Most studies focus on the downstream effects of METTL3 in the development of gastrointestinal cancer, ignoring why METTL3 expression is dysregulated in gastrointestinal cancer. The current data suggest that H3K27ac of histones and hypomethylation at promoters can increase METTL3 expression in gastrointestinal cancer [33, 53]. Non-coding RNA ARHGAP5-AS1 [38], miR-24-2 [47], and miR-4429 [36] can also regulate METTL3 expression and influence the progression of gastrointestinal cancers. Whether there are other histone modifications or non-coding RNAs involved in the regulation of METTL3 needs further research and exploration. A recent study also reported that SUMOylation of METTL3 protein does not alter its stability or localization but significantly represses its m6A methyltransferase activity, leading to decreased m6A levels on mRNAs [75]. Whether there are other post-translational modifications, such as ubiquitination and glycosylation, involved in regulating the expression of METTL3 in gastrointestinal cancer needs further study.
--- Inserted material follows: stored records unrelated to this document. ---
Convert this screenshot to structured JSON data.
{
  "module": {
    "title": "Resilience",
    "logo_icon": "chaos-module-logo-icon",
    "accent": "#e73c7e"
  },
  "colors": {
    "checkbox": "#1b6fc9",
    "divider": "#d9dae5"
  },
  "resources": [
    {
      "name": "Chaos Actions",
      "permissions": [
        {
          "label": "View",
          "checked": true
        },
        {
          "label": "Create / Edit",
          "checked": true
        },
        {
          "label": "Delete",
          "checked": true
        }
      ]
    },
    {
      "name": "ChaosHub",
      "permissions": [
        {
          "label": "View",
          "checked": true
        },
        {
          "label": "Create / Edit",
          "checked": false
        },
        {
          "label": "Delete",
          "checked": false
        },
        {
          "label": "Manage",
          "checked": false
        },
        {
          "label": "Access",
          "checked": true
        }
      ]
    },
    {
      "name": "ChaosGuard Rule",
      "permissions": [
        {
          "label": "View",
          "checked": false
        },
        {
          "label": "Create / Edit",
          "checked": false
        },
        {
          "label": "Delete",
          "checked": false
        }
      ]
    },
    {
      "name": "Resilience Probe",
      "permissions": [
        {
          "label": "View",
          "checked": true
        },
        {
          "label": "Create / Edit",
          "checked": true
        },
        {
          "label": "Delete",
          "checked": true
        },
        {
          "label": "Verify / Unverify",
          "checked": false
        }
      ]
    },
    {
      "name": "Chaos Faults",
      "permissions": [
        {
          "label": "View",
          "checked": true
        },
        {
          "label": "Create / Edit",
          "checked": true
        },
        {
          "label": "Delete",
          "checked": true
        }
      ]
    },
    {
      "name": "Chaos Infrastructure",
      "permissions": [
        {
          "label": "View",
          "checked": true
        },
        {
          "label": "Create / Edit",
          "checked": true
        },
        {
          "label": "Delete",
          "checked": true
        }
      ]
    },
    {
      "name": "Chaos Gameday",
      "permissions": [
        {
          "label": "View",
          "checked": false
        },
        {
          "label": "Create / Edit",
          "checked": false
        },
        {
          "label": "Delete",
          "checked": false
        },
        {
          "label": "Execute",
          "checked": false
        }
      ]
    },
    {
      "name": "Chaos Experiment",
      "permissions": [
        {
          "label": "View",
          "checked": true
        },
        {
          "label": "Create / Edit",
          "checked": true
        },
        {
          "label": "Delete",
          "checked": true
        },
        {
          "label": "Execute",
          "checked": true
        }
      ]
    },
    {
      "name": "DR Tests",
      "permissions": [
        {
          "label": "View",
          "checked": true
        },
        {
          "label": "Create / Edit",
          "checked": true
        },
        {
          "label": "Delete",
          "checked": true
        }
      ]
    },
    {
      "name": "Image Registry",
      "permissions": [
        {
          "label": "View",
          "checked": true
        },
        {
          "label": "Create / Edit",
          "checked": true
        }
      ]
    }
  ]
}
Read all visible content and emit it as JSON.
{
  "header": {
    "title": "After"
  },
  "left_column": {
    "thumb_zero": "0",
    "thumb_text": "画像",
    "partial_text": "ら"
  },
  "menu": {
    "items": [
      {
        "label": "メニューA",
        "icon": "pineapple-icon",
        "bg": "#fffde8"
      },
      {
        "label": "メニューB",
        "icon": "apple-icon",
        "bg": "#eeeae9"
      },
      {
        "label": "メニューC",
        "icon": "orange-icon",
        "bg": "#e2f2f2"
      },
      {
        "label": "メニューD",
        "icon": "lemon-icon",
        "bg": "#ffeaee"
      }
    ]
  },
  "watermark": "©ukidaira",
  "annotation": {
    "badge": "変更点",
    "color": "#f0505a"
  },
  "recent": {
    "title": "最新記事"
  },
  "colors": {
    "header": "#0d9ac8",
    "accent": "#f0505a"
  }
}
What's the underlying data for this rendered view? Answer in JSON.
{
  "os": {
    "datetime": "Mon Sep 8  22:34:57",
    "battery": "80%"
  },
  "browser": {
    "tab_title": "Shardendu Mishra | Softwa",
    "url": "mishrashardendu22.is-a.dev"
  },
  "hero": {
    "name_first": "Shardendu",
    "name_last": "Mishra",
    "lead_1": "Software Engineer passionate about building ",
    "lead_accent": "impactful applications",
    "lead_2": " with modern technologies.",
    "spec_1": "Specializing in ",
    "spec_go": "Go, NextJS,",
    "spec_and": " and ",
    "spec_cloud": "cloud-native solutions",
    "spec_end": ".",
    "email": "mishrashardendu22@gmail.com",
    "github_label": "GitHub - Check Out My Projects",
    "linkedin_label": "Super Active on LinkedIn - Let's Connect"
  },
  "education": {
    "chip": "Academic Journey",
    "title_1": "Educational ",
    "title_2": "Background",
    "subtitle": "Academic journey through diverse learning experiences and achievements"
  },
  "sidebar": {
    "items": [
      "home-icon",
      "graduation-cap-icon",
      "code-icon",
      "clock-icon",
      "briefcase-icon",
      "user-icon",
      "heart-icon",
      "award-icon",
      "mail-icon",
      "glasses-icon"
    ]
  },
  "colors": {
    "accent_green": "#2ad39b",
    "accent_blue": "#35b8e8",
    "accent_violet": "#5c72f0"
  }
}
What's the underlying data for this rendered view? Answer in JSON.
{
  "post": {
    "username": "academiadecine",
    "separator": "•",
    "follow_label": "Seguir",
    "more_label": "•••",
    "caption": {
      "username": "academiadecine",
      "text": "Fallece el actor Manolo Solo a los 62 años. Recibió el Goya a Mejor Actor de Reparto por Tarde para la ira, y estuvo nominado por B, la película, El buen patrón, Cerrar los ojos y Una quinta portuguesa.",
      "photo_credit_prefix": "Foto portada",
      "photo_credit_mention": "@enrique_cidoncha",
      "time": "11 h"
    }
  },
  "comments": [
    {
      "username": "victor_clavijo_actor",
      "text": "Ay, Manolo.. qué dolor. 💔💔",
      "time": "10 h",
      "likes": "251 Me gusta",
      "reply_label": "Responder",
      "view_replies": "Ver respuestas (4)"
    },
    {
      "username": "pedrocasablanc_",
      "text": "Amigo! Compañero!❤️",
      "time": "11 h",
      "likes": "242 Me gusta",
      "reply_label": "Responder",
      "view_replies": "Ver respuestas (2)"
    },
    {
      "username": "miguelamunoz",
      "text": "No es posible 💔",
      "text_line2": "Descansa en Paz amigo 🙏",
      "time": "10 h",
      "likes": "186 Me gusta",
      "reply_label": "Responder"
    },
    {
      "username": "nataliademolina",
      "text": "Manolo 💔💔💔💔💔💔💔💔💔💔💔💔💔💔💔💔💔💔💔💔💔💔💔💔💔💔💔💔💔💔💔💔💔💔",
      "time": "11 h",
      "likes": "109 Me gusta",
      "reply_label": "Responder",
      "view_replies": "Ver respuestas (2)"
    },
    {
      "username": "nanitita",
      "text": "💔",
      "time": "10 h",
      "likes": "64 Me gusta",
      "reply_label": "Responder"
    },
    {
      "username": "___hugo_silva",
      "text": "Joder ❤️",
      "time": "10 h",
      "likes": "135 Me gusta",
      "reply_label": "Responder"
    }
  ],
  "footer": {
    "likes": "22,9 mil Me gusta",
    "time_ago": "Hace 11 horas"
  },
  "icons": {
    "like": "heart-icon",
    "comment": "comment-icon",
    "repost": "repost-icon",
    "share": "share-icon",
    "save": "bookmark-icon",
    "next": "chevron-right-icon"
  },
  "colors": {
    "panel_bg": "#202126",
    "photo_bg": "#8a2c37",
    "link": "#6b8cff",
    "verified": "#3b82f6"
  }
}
Current studies refer to the biological function and mechanism of METTL3. Many studies have used METTL3 as a tumor biomarker, but the specificity and sensitivity of METTL3 in different types of gastrointestinal cancer need further study. In addition, few studies have focused on the screening of METTL3 inhibitors, which have great potential, but these studies are still in the early stages.

Conclusions

METTL3 plays a critical role in the development of gastrointestinal cancer, but there are still many problems that need further comprehensive study. Future research should be focused on (1) the role of METTL3 in the tumor microenvironment, (2) the molecular mechanism of modulating METTL3 expression and activity, and (3) the screening of specific inhibitors and their application in the clinic. Undoubtedly, METTL3 and its mediation of RNA m6A methylation in cancer are novel prognostic markers and predictive factors in gastrointestinal cancer.